One of the better-known such jokes occurs during the opening credits of the show, which takes place in “New New York” in the year 3000, when pneumatic tubes span the city and provide easy transportation to its residents. Watch carefully, and you’ll see most of the show’s recurring characters zip through these tubes; those characters vary in number and identity in certain episodes, and it’s part of the fun (for us fanboys, at least) to try to spot variations.
Since this is the internet, someone has already taken the trouble of identifying — and including screenshots of — all the cartoons in “Futurama”’s opening credits. This is the kind of thing that makes me want to give the internet a big high-five. I think the site has a few errors, but they’re outweighed by the fact that the list exists at all.

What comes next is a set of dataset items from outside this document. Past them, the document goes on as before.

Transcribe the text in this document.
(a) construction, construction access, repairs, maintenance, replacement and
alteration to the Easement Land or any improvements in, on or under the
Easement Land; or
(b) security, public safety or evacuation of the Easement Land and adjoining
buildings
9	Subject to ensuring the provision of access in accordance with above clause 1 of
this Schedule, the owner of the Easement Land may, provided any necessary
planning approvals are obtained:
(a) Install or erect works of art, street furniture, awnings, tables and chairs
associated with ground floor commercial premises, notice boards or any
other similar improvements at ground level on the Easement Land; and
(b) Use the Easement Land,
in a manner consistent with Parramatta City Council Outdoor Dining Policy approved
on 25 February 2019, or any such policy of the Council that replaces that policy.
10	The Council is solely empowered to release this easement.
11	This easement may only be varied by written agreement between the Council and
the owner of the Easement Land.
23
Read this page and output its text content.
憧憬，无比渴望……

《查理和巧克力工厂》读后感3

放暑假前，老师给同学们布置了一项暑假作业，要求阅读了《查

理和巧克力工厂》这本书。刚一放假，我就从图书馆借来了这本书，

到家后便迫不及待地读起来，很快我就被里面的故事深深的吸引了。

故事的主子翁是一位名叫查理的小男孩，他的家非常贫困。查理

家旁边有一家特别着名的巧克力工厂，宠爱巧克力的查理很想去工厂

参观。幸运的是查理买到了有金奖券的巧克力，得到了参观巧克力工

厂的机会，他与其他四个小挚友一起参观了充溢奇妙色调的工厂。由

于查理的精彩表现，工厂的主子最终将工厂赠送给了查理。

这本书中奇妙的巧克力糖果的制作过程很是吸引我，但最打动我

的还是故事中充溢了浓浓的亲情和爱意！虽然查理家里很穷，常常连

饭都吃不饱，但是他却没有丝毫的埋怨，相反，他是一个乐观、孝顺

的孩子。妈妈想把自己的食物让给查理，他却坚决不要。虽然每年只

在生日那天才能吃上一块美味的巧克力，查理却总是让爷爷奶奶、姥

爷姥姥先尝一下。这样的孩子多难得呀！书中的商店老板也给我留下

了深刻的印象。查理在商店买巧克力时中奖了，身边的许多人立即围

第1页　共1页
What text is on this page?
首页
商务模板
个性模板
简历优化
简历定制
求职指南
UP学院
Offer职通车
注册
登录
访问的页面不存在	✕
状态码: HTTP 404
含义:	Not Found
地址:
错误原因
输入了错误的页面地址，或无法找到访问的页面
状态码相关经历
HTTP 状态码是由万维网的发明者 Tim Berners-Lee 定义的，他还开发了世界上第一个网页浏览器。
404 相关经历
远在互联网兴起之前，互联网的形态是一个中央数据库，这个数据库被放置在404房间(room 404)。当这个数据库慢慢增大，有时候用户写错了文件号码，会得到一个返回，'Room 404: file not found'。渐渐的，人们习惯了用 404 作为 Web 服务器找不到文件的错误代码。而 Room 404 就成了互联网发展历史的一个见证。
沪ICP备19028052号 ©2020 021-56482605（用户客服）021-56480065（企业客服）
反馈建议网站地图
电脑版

This time around, I’ve found myself focusing on and thinking about the show’s inclusion of these cartoon snippets. They can’t be called gags, per se, because it’s not exactly funny, or even clever, simply to include a fragment of another film. Try as I might, I can’t detect any similarities, aesthetic or thematic, between the excerpted cartoons and the episodes of “Futurama” in which they appear. Perhaps connections exist, but I haven’t been able to pick up on them.
And, though I haven’t researched this topic with any real thoroughness, I can’t seem to find out why, exactly, the show’s creators decided that this particular semi-joke was worth repeating so many times with variations. It’s not like any of these excerpts evokes big laughs; at best, they cause those who recognize the quoted films to feel a small sense of satisfaction for having good visual memories.
Then I started wondering how the show’s creators were able to excerpt these cartoons at all. Given that American copyright law is in a state of almost constant obscurity and clusterfuckery, multinational entertainment concerns such as 20th Century Fox — which produced “Futurama” under the jokey, diegetically appropriate name 30th Century Fox — employ modest-sized armies of intellectual property lawyers who are charged with interpreting such laws in the company’s favor. These cartoon excerpts got me thinking about how Fox didn’t find itself sued on a weekly basis by the copyright holders of the cartoons.In all likelihood, Fox simply paid licensing fees to the owners of these films’ copyrights. That would be a reasonable thing to do, especially for a big, for-profit company that wants to ensure that the shows it broadcasts are free and clear of any complicating legal issues. But it does make one wonder how the show’s creators convinced their network to spring for the sums necessary to secure the permission to use these films — since, as I say, the purpose of the quotations remains pretty obscure.
Alternatively, could “Futurama”’s creators have claimed these excerpts are examples of “fair use”? In my completely uninformed legal opinion, probably not. And not because the clips’ duration exceeds a certain percentage threshold — such a provision is not, despite rumor, part of the fair use doctrine.
Rather, the claim of fair use in this context seems inappropriate because, so far as I can tell, the cartoon excerpts are not used for satirical or parodic purposes, or for educational or informational use. Nor are they included without intent.
This leaves me with two questions. First, why were these brief excerpts included? If the answer to this question has to do with satire, parody or commentary, then the show’s creators could legitimately have claimed protection under fair use. Second, did they? Any “Futurama” scholars out there are invited to contribute to this discussion.
In conclusion, allow me to say simply, ALL GLORY TO THE HYPNOTOAD.